The Pynes building was bought by council in 2010, the rationale being that it was an empty space in the middle of town and it could be made use of by small local businesses.

Mr Grant said the long-term plan for the building was to retain it as a commercial space and there had never been any intention of using it for the museum.

By the time the building was bought, he said, the Historical Society was looking at a combined building with the library, or council, or both.

The reason for the museum to be located with the library and council was that if volunteer numbers declined, council staff could help to run it. Mr Grant said most provincial museums were managed by district councils, although he agreed the plans for the new Kaikoura museum were grander than most small town museums and it would be likely that paid staff would run the museum.

The Cuddons building on Beach Rd has also been suggested as an alternative space for the museum, library or council offices at one time or another. Mr Grant said the building was initially identified by the Historical Society as having good potential for the museum, and it was bought with this in mind.

However, once plans were drawn up, the architect's recommendation was to bulldoze the building.

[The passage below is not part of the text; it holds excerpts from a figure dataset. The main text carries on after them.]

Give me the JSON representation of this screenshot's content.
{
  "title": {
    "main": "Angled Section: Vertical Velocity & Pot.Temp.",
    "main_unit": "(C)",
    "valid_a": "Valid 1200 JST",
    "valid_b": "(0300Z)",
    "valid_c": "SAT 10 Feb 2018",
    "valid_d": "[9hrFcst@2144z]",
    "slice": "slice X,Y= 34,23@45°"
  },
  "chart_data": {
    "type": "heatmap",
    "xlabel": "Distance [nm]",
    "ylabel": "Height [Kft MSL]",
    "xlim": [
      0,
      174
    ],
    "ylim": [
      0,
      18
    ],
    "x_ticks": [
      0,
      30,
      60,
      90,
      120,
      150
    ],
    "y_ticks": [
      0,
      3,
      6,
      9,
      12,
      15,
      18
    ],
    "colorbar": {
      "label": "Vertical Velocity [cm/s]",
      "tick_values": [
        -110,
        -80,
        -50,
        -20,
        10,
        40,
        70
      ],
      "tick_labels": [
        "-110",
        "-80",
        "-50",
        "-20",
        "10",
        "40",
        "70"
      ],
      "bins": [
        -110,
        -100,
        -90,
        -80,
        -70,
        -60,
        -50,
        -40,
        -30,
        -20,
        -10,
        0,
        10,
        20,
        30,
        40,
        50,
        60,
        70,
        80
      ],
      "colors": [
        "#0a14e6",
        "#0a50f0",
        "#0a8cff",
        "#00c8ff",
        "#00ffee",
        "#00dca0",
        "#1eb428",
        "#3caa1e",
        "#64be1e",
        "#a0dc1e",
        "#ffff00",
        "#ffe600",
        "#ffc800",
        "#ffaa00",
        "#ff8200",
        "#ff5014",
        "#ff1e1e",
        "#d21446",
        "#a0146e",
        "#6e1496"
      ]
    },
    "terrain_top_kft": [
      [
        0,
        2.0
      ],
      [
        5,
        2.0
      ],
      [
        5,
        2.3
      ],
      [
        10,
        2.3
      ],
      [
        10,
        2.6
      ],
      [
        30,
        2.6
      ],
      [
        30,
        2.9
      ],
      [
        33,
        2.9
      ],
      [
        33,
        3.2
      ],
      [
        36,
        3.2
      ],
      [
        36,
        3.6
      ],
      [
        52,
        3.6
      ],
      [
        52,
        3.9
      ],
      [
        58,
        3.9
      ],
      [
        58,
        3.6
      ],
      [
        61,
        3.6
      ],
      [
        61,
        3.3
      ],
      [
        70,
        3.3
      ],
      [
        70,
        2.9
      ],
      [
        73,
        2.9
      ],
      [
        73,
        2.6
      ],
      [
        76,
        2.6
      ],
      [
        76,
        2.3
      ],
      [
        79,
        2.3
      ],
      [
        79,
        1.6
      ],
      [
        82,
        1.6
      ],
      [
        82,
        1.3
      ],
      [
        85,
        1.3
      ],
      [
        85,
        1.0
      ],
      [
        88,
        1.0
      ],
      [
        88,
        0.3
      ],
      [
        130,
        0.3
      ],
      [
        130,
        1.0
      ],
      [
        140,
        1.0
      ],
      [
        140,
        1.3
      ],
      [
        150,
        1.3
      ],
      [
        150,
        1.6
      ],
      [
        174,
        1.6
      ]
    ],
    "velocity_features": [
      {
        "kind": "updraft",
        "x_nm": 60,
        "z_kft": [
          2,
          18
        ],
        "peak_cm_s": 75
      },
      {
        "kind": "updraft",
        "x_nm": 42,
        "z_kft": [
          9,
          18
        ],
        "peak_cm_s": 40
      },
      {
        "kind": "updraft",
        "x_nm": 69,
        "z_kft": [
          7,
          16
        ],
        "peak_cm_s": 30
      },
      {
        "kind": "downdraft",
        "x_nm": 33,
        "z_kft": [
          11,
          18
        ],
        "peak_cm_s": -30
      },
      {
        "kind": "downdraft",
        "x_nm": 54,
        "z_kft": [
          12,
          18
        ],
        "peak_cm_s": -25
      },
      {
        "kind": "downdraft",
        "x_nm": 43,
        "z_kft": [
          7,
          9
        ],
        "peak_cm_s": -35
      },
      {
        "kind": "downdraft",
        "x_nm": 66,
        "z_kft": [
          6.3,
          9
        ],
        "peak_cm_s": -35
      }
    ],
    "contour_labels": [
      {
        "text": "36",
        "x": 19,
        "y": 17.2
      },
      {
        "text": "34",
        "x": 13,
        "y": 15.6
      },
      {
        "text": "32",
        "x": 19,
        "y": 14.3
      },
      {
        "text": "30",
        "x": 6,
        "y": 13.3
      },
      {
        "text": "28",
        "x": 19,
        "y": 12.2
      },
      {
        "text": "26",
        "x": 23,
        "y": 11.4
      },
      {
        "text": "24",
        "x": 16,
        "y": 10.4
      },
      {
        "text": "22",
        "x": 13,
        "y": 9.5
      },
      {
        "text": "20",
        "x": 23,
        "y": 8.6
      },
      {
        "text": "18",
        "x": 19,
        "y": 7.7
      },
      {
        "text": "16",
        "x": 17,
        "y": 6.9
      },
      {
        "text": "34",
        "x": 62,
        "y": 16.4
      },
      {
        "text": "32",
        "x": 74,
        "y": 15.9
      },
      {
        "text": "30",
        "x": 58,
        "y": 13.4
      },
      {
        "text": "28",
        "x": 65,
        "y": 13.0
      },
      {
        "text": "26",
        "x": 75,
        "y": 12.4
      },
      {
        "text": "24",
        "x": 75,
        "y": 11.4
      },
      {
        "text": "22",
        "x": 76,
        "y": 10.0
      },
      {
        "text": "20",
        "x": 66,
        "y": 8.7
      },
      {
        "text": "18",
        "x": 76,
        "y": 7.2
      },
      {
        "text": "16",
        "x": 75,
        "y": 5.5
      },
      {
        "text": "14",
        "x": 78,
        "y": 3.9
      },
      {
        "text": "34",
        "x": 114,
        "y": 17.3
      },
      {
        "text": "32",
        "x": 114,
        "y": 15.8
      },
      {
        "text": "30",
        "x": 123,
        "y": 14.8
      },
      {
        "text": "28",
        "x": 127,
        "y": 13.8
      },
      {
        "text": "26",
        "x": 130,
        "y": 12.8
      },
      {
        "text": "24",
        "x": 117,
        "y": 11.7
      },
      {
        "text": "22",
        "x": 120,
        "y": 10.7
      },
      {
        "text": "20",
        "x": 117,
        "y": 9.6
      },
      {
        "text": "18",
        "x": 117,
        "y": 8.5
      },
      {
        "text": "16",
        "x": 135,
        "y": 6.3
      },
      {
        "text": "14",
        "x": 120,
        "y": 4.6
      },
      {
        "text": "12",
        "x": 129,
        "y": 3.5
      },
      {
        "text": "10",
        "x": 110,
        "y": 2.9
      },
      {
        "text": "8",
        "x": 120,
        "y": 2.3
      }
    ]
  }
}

After consideration of the Beach Rd site, the council was approached by sports clubs who were also keen to be located in a community hub with the other services.

A site on Scarborough St was identified which would potentially house the museum, library, council offices, swimming pool and leisure complex.

However, this project was put on the back burner after the discussions led to a community-initiated attempt to abolish the council in 2008.

The previous year, a proposal was put to council for an enlarged library and museum for the existing library site in West End.

Council also considered constructing a two-storey building just to accommodate the council. But with a price tag of $6 million, this was soon dismissed.

Then in August last year a review of the proposed two storey library/museum complex indicated that a third storey could be added to accommodate the council offices for a fraction of the $6 million it would have cost to build a separate council building - just over $1 million for the third storey, making the cost for the entire project $4.357m.

If it goes ahead, the current council buildings could either be leased or sold, Mr Grant said, which would offset some of the cost of the new building.

"People who think this project is going to cost too much are just not being realistic," he said.

Council were keen to turn West End into the community hub and putting the museum, library and council services together would go a long way to helping shore up the area.

Rumours that the library staff have been told to pack up before Christmas were a little premature, he said. While a space is being prepared for the library to move into at the Harakeke Mall on Beach Rd, the building consent had not yet been issued for the civic building project and therefore there was little point moving anything yet.